A closer examination shows that the nominal increase in finished goods prices was led by the index for finished consumer foods, which rose 0.7%. This was a stark contrast to the 0.8% decline recorded in December. The advance was led by a 39% jump in prices for fresh and dry vegetables, likely the product of last summer’s drought in the Midwest. Increases in the indexes for soft drinks and for candy were also behind the uptick in prices for finished consumer goods. Going forward, this metric bears watching, as higher prices for essential foods items could reduce the amount of income individuals have at their disposal for discretionary items (i.e., big-ticket purchases and vacations).

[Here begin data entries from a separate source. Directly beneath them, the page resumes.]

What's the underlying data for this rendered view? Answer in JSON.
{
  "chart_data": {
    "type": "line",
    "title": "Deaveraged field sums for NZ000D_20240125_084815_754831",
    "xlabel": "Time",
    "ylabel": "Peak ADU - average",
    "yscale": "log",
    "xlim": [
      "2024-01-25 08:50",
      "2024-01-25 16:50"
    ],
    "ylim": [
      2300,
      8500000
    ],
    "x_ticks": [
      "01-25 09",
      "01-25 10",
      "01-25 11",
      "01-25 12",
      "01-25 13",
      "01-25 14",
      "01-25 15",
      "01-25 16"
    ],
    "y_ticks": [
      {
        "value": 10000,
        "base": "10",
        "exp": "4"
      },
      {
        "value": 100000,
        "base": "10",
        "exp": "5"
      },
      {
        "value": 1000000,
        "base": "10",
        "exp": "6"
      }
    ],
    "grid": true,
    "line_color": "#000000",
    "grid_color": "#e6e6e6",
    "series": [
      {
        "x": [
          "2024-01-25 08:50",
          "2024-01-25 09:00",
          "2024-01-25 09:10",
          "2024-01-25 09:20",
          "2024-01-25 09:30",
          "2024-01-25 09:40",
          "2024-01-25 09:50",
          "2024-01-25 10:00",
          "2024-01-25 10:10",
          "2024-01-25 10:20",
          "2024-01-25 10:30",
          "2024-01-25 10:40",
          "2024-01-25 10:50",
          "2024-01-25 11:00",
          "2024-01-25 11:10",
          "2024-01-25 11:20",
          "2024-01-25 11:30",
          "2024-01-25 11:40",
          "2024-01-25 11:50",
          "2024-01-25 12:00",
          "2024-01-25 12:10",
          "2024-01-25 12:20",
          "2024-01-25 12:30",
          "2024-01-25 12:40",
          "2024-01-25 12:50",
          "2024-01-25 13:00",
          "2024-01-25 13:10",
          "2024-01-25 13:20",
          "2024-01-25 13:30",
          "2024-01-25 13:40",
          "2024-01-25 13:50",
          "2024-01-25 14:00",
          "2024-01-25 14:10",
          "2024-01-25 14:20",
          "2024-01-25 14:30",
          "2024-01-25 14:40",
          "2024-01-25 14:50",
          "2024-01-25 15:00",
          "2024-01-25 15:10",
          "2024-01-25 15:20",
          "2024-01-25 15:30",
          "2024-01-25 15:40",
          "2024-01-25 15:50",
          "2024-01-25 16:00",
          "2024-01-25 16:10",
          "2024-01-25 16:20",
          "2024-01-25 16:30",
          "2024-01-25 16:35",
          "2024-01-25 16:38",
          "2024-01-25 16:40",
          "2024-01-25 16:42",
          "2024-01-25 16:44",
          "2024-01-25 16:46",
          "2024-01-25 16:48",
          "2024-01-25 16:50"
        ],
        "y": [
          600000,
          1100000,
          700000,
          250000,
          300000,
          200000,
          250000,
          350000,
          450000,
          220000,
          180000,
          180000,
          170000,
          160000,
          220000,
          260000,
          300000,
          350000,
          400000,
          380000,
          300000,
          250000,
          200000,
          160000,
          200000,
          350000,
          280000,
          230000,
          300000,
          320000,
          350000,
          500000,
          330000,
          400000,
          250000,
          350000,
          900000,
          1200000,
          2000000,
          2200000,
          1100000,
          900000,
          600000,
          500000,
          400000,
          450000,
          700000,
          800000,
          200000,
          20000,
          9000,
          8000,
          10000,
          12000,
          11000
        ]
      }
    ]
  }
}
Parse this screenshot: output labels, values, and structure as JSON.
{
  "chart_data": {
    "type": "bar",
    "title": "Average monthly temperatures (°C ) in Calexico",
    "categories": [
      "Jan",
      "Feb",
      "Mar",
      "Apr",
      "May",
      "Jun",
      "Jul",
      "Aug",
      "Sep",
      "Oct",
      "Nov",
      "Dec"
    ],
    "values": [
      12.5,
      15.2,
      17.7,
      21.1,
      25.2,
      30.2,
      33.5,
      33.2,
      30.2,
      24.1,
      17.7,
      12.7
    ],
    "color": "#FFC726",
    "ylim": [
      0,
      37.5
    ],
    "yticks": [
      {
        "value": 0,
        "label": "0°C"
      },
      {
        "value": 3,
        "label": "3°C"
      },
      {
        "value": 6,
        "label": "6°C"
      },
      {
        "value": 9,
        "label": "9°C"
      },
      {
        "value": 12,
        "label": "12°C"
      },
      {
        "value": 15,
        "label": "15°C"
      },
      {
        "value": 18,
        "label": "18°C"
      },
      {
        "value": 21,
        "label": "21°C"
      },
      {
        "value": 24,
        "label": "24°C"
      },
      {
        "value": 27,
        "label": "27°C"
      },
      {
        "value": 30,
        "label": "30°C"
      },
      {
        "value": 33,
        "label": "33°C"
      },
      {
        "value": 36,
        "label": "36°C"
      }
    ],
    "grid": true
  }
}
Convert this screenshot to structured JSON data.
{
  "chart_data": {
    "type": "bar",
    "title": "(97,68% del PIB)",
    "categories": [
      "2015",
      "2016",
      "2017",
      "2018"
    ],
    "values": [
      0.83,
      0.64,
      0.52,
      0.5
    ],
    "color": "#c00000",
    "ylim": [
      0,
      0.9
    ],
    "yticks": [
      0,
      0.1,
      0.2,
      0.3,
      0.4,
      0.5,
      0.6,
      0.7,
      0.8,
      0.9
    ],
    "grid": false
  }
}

This problem could be compounded by lower take home pay for Americans following the increase of payroll taxes in January.
However, there were bright spots too in the latest producer prices data. Specifically, prices for energy goods fell 0.4%, the fourth consecutive monthly decline. Meanwhile, the index for “core” finished goods—less the two aforementioned volatile components—advanced a rather tame 0.2%. Overall, prices for finished goods advanced 1.4% for the 12 months ended January, 2013, compared with a 4.1% advance in 2011.
The latest report is both a good and bad snapshot of current economic conditions. On the negative side, the data suggest that economic growth in this country is proceeding at a pedestrian pace right now, which is not surprising given the recent uninspiring data on retail sales and employment. Conversely, the nominal increase in prices suggests that inflation is not a big issue for the central bank at this moment and is more evidence why Fed Chairman Ben Bernanke has not put the brakes on the lead bank’s aggressive bond-buying program. The Fed remains committed to monthly purchases of $45 billion in Treasuries, in an effort to keep the economy on a growth path.
The tame inflationary environment—the rate of inflation is still in the Federal Reserve’s desired rate of 2% or below—also allows the Federal Reserve to keep interest rates at record lows. It’s more ammunition for the Fed to continue its accommodative monetary policies, with its main focus on making a notable dent in the nation’s stubbornly high unemployment rate, which currently stands at 7.9%. Our sense is that the low interest-rate environment may be in place until at least the early stages of 2015, if the lead bank’s intermediate-term goal is to reduce the unemployment rate to around 6.5%.
All in all, the latest wholesale pricing data reinforces the Federal Reserve’s desire to keep its accommodative monetary policies in place. Investors should note that we will receive the Labor Department’s companion report on consumer prices at 8:30 AM (EST) tomorrow.